An employee stock ownership plan (ESOP) refers to a plan that is designed for employees within an organization and which act as a defined contribution plan. In this case, the employees contribute funds to purchase the organization stocks that belong to their employer. When setting up such a trust, the organization organizes the means through which it can provide stocks to enhance the performance of their employers and thus boost its overall productivity. ESOP provides a security to the employees since they become partial owners. In addition, their productivity improves because the organization performance has some impact on overall shareholding. For the employees, it offers them a chance to avoid the taxes, since the contributions will act as a relief in their total income tax. Moreover, the employers do not remit taxes on ESOPs earnings and dividends. Therefore, ESOPs are essential for the enhancement of employee morale and productivity in any organization (Rodrick, 2005).

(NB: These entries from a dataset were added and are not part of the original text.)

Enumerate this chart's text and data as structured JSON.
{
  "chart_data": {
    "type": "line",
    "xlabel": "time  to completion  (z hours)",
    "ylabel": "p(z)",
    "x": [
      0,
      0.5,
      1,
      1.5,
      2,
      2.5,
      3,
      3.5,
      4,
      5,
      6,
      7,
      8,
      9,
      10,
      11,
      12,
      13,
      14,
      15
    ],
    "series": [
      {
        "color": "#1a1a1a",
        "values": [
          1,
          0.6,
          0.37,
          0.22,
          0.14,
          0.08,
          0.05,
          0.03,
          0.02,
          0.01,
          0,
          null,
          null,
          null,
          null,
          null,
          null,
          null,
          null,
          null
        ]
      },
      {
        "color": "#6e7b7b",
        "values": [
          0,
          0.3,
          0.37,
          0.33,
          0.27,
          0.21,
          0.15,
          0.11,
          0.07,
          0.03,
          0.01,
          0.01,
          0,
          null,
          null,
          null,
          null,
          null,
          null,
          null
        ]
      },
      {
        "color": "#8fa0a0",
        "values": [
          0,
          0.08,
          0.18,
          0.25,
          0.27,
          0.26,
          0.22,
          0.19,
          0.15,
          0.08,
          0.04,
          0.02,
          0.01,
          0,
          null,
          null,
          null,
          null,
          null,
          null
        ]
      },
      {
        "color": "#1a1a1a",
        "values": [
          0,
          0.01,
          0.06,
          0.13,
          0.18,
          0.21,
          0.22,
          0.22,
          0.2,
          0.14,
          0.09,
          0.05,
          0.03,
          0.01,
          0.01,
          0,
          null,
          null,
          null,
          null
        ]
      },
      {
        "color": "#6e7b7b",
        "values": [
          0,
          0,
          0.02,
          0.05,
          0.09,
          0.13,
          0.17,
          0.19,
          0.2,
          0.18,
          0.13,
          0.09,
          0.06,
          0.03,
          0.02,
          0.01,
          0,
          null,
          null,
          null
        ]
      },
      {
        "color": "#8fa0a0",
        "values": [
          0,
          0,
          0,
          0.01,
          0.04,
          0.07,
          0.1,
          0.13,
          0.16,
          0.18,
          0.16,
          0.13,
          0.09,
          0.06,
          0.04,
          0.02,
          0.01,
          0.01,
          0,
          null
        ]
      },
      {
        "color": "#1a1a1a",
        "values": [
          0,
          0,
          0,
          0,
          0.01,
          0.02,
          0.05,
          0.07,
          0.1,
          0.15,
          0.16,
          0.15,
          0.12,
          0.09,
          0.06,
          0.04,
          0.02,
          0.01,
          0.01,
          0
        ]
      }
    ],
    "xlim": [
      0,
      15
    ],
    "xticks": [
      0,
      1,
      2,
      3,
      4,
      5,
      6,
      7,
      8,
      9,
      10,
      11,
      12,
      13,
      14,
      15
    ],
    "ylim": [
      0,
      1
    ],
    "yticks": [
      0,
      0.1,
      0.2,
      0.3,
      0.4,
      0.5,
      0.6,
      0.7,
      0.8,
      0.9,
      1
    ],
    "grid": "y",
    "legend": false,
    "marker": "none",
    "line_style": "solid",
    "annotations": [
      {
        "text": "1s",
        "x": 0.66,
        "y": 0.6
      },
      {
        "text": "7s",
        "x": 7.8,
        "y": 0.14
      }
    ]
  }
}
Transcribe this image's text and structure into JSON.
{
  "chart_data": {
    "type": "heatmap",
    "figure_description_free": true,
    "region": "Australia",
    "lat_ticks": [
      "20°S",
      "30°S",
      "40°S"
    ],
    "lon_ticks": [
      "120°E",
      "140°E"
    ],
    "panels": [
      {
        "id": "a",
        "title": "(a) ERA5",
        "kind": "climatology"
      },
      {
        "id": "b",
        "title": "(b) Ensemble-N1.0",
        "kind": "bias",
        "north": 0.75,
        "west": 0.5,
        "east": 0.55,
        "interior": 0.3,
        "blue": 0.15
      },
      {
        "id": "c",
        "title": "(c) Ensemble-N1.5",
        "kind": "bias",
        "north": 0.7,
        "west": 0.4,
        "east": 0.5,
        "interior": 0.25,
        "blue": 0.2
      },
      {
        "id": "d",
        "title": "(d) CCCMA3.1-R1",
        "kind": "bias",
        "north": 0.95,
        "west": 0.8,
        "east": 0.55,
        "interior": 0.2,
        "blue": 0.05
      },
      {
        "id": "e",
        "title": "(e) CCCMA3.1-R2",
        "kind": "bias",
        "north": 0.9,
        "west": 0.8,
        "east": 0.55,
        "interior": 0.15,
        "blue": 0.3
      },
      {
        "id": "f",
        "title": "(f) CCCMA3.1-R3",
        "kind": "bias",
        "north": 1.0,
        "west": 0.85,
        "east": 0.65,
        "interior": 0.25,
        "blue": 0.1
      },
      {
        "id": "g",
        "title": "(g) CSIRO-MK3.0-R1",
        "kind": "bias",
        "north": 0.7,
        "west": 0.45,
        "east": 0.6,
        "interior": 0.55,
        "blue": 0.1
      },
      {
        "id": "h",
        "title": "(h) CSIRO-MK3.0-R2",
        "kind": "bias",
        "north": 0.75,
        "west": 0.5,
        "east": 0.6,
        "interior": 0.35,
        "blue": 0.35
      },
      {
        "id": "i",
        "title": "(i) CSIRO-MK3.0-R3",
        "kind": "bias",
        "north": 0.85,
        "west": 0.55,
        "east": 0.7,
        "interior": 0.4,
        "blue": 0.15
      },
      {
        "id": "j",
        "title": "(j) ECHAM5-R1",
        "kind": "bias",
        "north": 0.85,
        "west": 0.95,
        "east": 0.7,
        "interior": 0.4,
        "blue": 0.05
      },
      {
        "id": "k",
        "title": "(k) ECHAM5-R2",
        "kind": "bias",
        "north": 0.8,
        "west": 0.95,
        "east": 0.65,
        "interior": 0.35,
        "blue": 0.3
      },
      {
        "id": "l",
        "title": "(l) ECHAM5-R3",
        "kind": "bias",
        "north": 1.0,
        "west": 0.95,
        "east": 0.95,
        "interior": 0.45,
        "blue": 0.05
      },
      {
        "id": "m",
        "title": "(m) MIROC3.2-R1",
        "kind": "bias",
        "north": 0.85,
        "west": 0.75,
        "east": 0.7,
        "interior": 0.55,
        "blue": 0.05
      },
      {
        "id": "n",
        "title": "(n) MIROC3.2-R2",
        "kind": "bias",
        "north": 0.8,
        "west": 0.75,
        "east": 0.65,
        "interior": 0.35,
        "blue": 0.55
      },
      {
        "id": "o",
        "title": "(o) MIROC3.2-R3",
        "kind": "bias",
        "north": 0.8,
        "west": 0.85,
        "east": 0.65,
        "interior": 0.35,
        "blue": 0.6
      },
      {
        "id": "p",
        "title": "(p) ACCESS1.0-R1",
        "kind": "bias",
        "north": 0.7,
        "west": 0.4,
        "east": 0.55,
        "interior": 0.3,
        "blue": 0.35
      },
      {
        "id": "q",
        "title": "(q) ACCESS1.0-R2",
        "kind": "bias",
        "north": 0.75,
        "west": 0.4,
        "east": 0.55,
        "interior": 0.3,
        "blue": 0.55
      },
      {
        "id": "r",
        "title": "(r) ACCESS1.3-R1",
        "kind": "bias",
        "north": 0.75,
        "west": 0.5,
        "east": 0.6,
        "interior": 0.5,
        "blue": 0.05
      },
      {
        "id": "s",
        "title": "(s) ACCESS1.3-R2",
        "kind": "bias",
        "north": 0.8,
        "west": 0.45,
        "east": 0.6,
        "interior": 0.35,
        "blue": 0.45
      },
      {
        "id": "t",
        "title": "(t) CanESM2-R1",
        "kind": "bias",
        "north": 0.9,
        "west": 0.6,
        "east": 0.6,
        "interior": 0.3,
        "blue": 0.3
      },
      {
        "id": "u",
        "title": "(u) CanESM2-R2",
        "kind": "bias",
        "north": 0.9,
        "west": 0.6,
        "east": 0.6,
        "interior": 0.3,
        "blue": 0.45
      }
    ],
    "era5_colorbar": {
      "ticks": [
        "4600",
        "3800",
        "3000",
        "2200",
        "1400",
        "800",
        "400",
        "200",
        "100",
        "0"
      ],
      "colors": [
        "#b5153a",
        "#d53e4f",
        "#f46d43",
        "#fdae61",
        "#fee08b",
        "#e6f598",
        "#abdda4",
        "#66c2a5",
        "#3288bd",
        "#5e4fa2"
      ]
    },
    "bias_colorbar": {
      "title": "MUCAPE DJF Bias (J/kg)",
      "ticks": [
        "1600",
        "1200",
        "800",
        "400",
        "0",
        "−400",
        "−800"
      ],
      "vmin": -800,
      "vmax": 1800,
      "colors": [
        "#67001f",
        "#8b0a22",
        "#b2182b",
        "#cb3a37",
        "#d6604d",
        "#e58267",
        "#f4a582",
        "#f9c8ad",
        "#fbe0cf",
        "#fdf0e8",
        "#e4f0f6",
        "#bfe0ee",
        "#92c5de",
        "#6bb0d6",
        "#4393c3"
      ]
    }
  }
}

An example of a corporation that has adopted ESOP is Conrail Inc. The corporation has issued some of its stock to employees. In this regard, the corporation managed to reduce its tax liabilities while improving the productivity of its employees. Furthermore, the performance of the stocks has improved leading to its drastic growth. Based on such initiatives, the management of the organization has inputted a lot of emphasis on productivity that seeks to attract and retain clients. On the other hand, stock bonus is issued to employees with high performance records to encourage high retention level. In addition, such practices have limited external influence.
An analysis of the benefits of ESOPs indicates that such plans are beneficial for an organization to stimulate productivity. Taxes attributed to employers and employees decline since the plans are tax-exempt. In this consideration, the company used the plans to improve its performance and expand its market share.